Chess, Thinking, Seeing, Jaggies and Chess... Again
I'd like to pay homage to James Burke and his inspiring PBS show Connections by taking you on my own short journey of connected ideas.
The timeless game of chess has long been a grand challenge for artificial intelligence, with the number of possible games being much greater than the number of atoms in the universe. Baron Wolfgang von Kempelen captured imaginations in 1769 with his famous chess-playing automaton hoax, The Turk, which actually hid a human chess master inside the wooden box.1 Much more recently IBM's Deep Blue bested human intelligence with AI and immense computational power.

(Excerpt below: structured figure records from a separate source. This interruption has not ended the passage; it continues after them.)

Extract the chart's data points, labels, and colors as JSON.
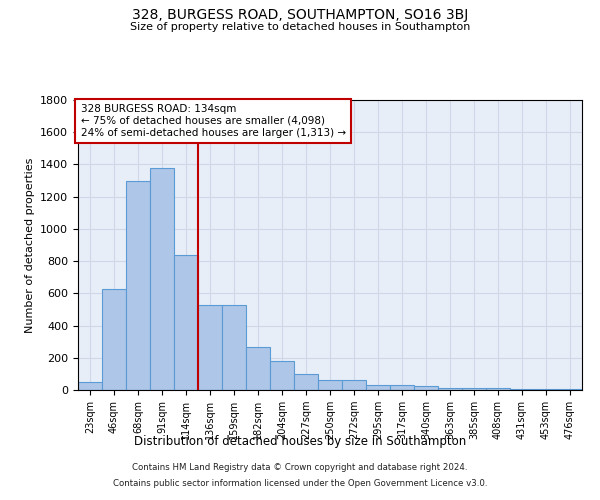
{
  "title": "328, BURGESS ROAD, SOUTHAMPTON, SO16 3BJ",
  "subtitle": "Size of property relative to detached houses in Southampton",
  "xlabel": "Distribution of detached houses by size in Southampton",
  "ylabel": "Number of detached properties",
  "categories": [
    "23sqm",
    "46sqm",
    "68sqm",
    "91sqm",
    "114sqm",
    "136sqm",
    "159sqm",
    "182sqm",
    "204sqm",
    "227sqm",
    "250sqm",
    "272sqm",
    "295sqm",
    "317sqm",
    "340sqm",
    "363sqm",
    "385sqm",
    "408sqm",
    "431sqm",
    "453sqm",
    "476sqm"
  ],
  "values": [
    50,
    630,
    1300,
    1380,
    840,
    530,
    530,
    270,
    180,
    100,
    60,
    60,
    30,
    30,
    25,
    15,
    13,
    10,
    5,
    5,
    5
  ],
  "bar_color": "#aec6e8",
  "bar_edge_color": "#5b9bd5",
  "bar_linewidth": 0.8,
  "vline_pos": 4.5,
  "vline_color": "#c00000",
  "annotation_title": "328 BURGESS ROAD: 134sqm",
  "annotation_line1": "← 75% of detached houses are smaller (4,098)",
  "annotation_line2": "24% of semi-detached houses are larger (1,313) →",
  "annotation_box_color": "#ffffff",
  "annotation_box_edge": "#c00000",
  "ylim": [
    0,
    1800
  ],
  "yticks": [
    0,
    200,
    400,
    600,
    800,
    1000,
    1200,
    1400,
    1600,
    1800
  ],
  "grid_color": "#d0d8e8",
  "background_color": "#e8eef8",
  "footnote1": "Contains HM Land Registry data © Crown copyright and database right 2024.",
  "footnote2": "Contains public sector information licensed under the Open Government Licence v3.0."
}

Seeking to peer inside the box of modern day chess automatons, Martin Wattenberg, PhD , at IBM and his artist/architect collaborator Marek Walczak created Thinking Machine 4, 2 which "explores the invisible, elusive nature of thought" with online interactive visualizations that allow the user to play chess against the computer and see a representation of the computer's evolving "thought process". Seeing the chess board through the computer's eyes evokes recent work on seeing objects through a computational model of human eyes.
In a recent paper,3 Michael Deering shows examples of images as perceived by a computer model of a retina. The model itself consists of a hexagonal lattice of retinal cones with irregularities in the pattern. Deering refers back to some classic but non-intuitive work in computer graphics by Robert Cook4 at Pixar demonstrating the advantages of irregular patterns of sampling over regular patterns.
Cook showed how to use "jittered" sampling to sneak around the famous Nyquist theorem that says that signals need to be sampled at twice the highest frequency component in the signal to avoid aliasing artifacts, referred to as "jaggies" in computer graphics. Samples from ray tracing are randomly "jittered" away from a regular grid allowing one to trade off visually distracting aliasing for more acceptable noise.
This brings to mind a related form of sampling that is often used for efficient multidimensional sampling,5 called Latin hypercube sampling, which is also used to avoid the "clumpiness" of uniform random sampling. To efficiently distribute N samples in a multidimensional space, each coordinate dimension is subdivided into N segments and each segment contains only one sample. Put more succinctly, it is the multidimensional version of the N-rooks problem in chess where one must place N rooks on an NxN chessboard so that none can attack another vertically or horizontally.
And that, as they say, brings us full circle, back to that classic game of kings, chess.
1 Mueller, T Your Move: How computer chess programs are changing the game, The New Yorker Dec. 12, 2005 p. 62,
3 Deering, MF A Photon Accurate Model of the Human Eye, ACM Transactions on Graphics 24(3):649-58.
4 Cook, R Stochastic Sampling in Computer Graphics, ACM Transactions on Graphics 5(1):51-72.